Sisley is a medium-sized business: in 2019, the group employed nearly 4,500 people internationally. Sisley's products are sold in department stores, pharmacies, spas and beauty salons. In recent years Sisley has also opened its own stores around the world. In 2019, there were about twenty boutiques and Maisons Sisley.

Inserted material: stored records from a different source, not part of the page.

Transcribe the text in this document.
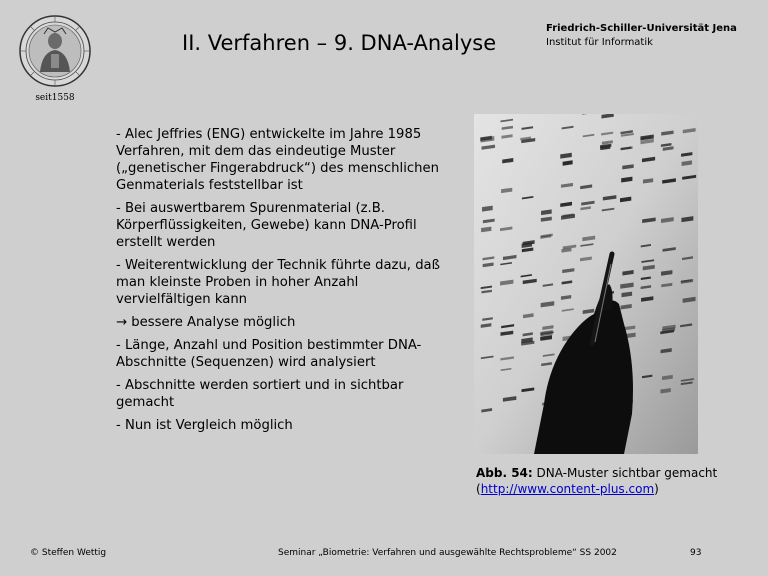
seit1558
II. Verfahren – 9. DNA-Analyse
Friedrich-Schiller-Universität Jena
Institut für Informatik

- Alec Jeffries (ENG) entwickelte im Jahre 1985 Verfahren, mit dem das eindeutige Muster („genetischer Fingerabdruck“) des menschlichen Genmaterials feststellbar ist

- Bei auswertbarem Spurenmaterial (z.B. Körperflüssigkeiten, Gewebe) kann DNA-Profil erstellt werden

- Weiterentwicklung der Technik führte dazu, daß man kleinste Proben in hoher Anzahl vervielfältigen kann

→ bessere Analyse möglich

- Länge, Anzahl und Position bestimmter DNA-Abschnitte (Sequenzen) wird analysiert

- Abschnitte werden sortiert und in sichtbar gemacht

- Nun ist Vergleich möglich

Abb. 54: DNA-Muster sichtbar gemacht
(http://www.content-plus.com)
© Steffen Wettig	Seminar „Biometrie: Verfahren und ausgewählte Rechtsprobleme“ SS 2002	93
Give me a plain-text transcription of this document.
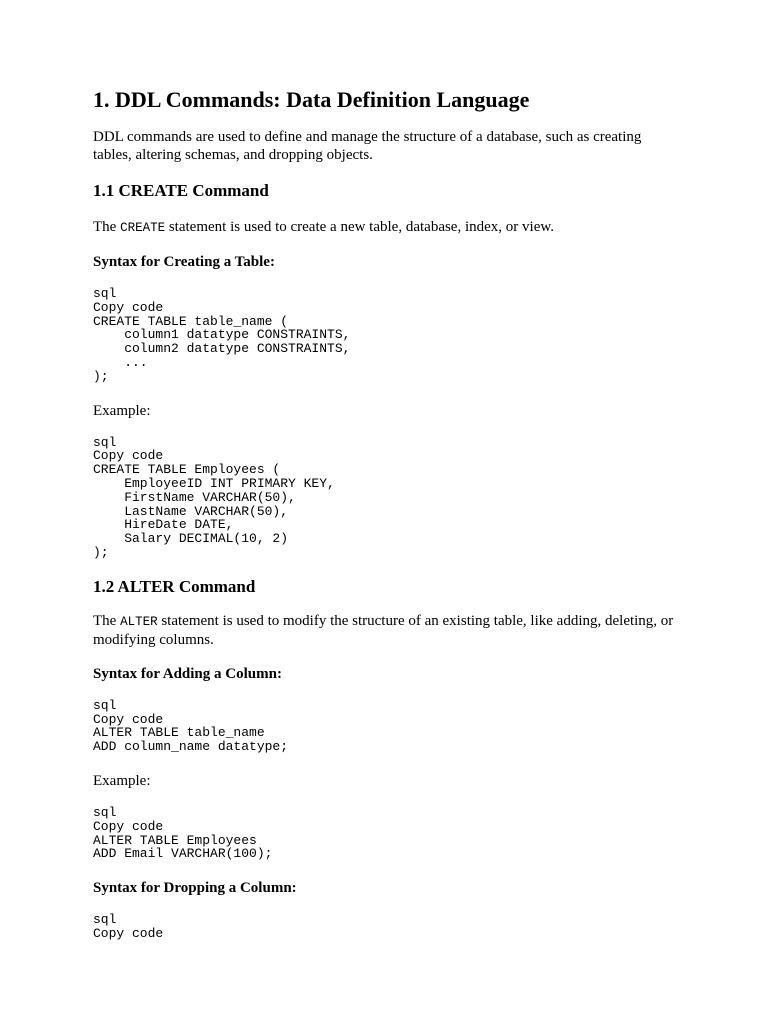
1. DDL Commands: Data Definition Language

DDL commands are used to define and manage the structure of a database, such as creating tables, altering schemas, and dropping objects.

1.1 CREATE Command

The CREATE statement is used to create a new table, database, index, or view.

Syntax for Creating a Table:
sql
Copy code
CREATE TABLE table_name (
column1 datatype CONSTRAINTS,
column2 datatype CONSTRAINTS,
...
);

Example:

sql
Copy code
CREATE TABLE Employees (
EmployeeID INT PRIMARY KEY,
FirstName VARCHAR(50),
LastName VARCHAR(50),
HireDate DATE,
Salary DECIMAL(10, 2)
);
1.2 ALTER Command

The ALTER statement is used to modify the structure of an existing table, like adding, deleting, or modifying columns.

Syntax for Adding a Column:
sql
Copy code
ALTER TABLE table_name
ADD column_name datatype;

Example:

sql
Copy code
ALTER TABLE Employees
ADD Email VARCHAR(100);
Syntax for Dropping a Column:
sql
Copy code
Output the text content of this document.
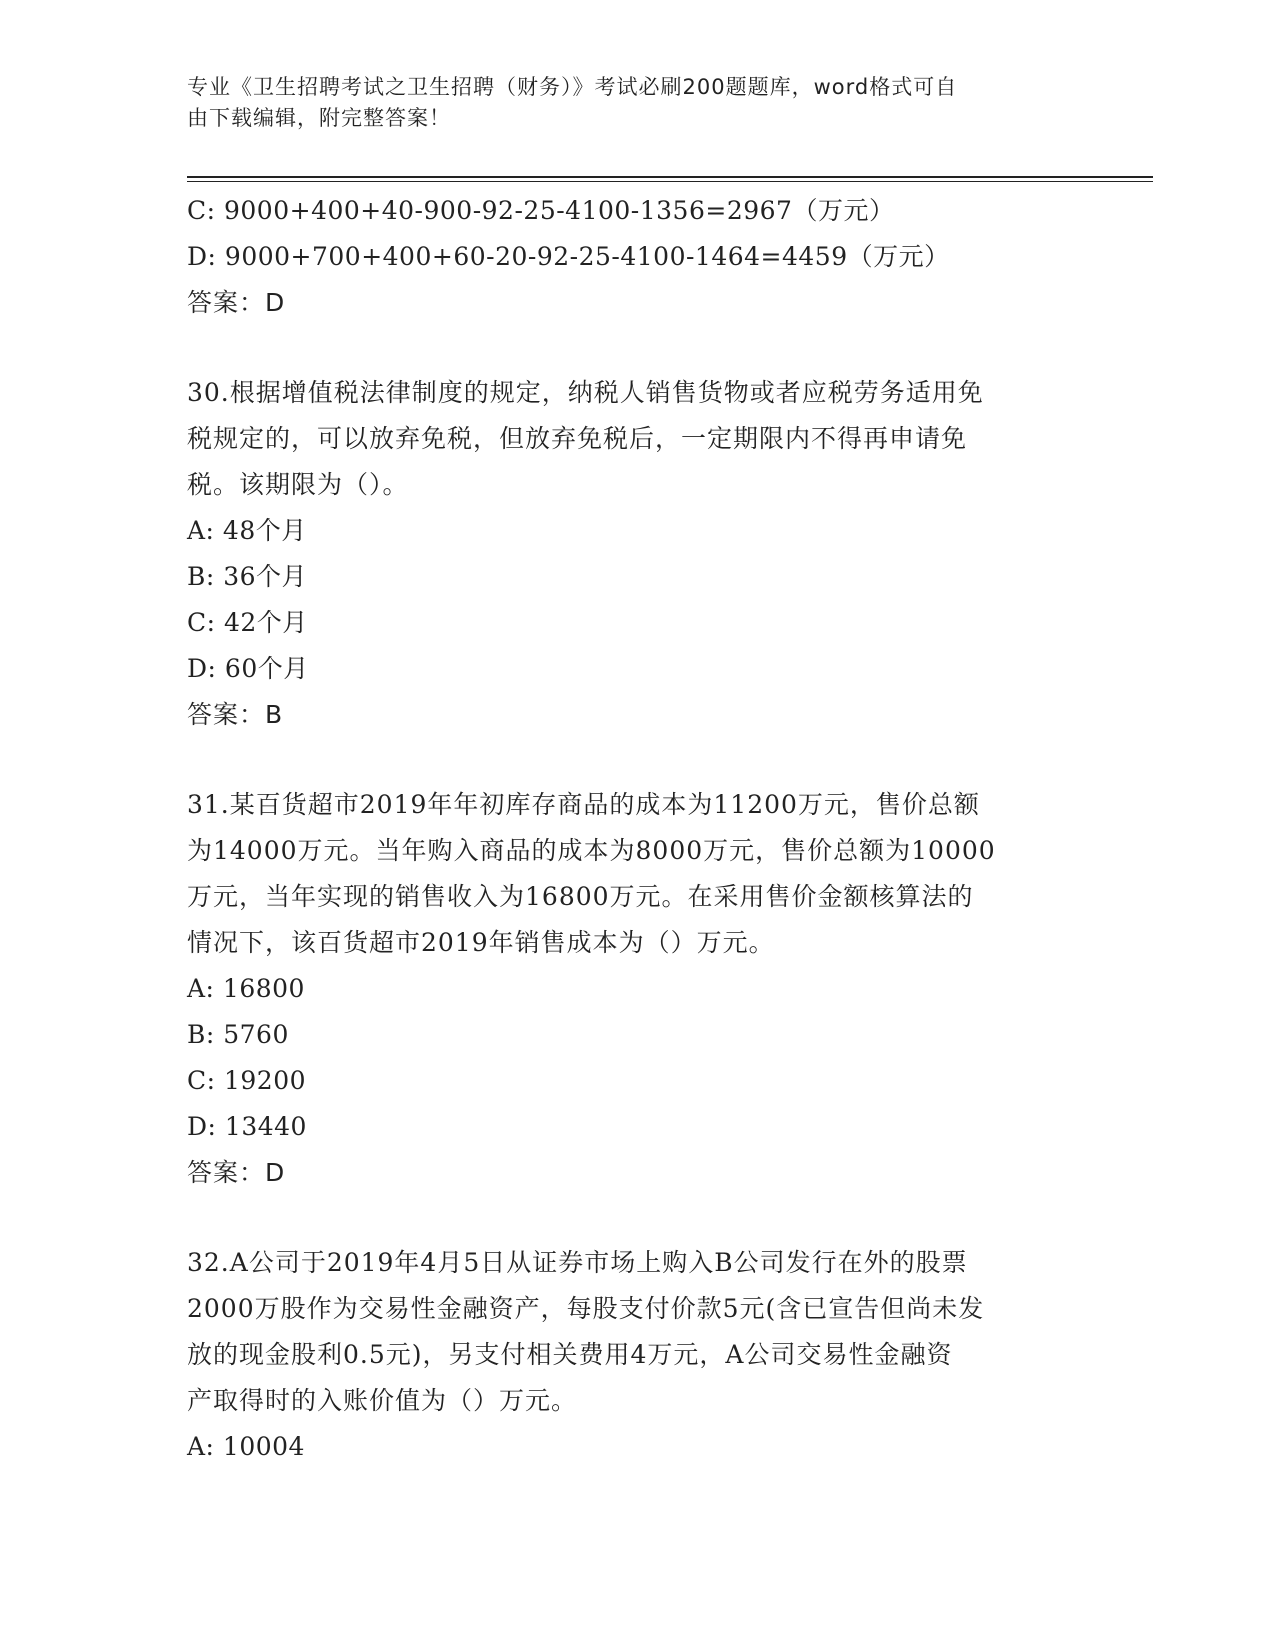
专业《卫生招聘考试之卫生招聘（财务）》考试必刷200题题库，word格式可自
由下载编辑，附完整答案！
C: 9000+400+40-900-92-25-4100-1356=2967（万元）
D: 9000+700+400+60-20-92-25-4100-1464=4459（万元）
答案：D
30.根据增值税法律制度的规定，纳税人销售货物或者应税劳务适用免
税规定的，可以放弃免税，但放弃免税后，一定期限内不得再申请免
税。该期限为（）。
A: 48个月
B: 36个月
C: 42个月
D: 60个月
答案：B
31.某百货超市2019年年初库存商品的成本为11200万元，售价总额
为14000万元。当年购入商品的成本为8000万元，售价总额为10000
万元，当年实现的销售收入为16800万元。在采用售价金额核算法的
情况下，该百货超市2019年销售成本为（）万元。
A: 16800
B: 5760
C: 19200
D: 13440
答案：D
32.A公司于2019年4月5日从证券市场上购入B公司发行在外的股票
2000万股作为交易性金融资产，每股支付价款5元(含已宣告但尚未发
放的现金股利0.5元)，另支付相关费用4万元，A公司交易性金融资
产取得时的入账价值为（）万元。
A: 10004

Sisley's headquarters is in Paris. The company designs and manufactures its products in France. France is the company's biggest market, followed by China.

==Philanthropy==
Under the current head of the company, Philippe d'Ornano, the Sisley-d’Ornano Foundation was created in 2007 to "provide a framework for the charitable work and sponsorships led by the company". The Foundation is under the auspices of the Fondation de France.

==In popular culture==
In a 2015 article by Gwyneth Paltrow's "lifestyle brand" GOOP, Sisley Paris, appears in a list of the 9 'Most Luxurious' body treatments in the world. Sisley is included for the Sisley Supremya Facial at the Sense Spa in the Carlyle Hotel, New York City, which involves "massaging a laundry list of wildly-expensive Sisley creams and serums into your skin." The at-home version of the experience from a "bottle of Supremya Night serum ($795, sisley-paris.com) costs more than the facial at the Carlyle; it does last longer, however".

The skincare range is mentioned on the popular Francophile website 'Everyday Parisian'; in an article about Sisley skincare features, one product is highlighted with "This one is a splurge but works the best!"

Sisley Sileÿa Eye and Lip Contour Cream (£115) appeared in a 2014 Guardian Beauty review, with the comment "you're paying for that umlaut [sic]".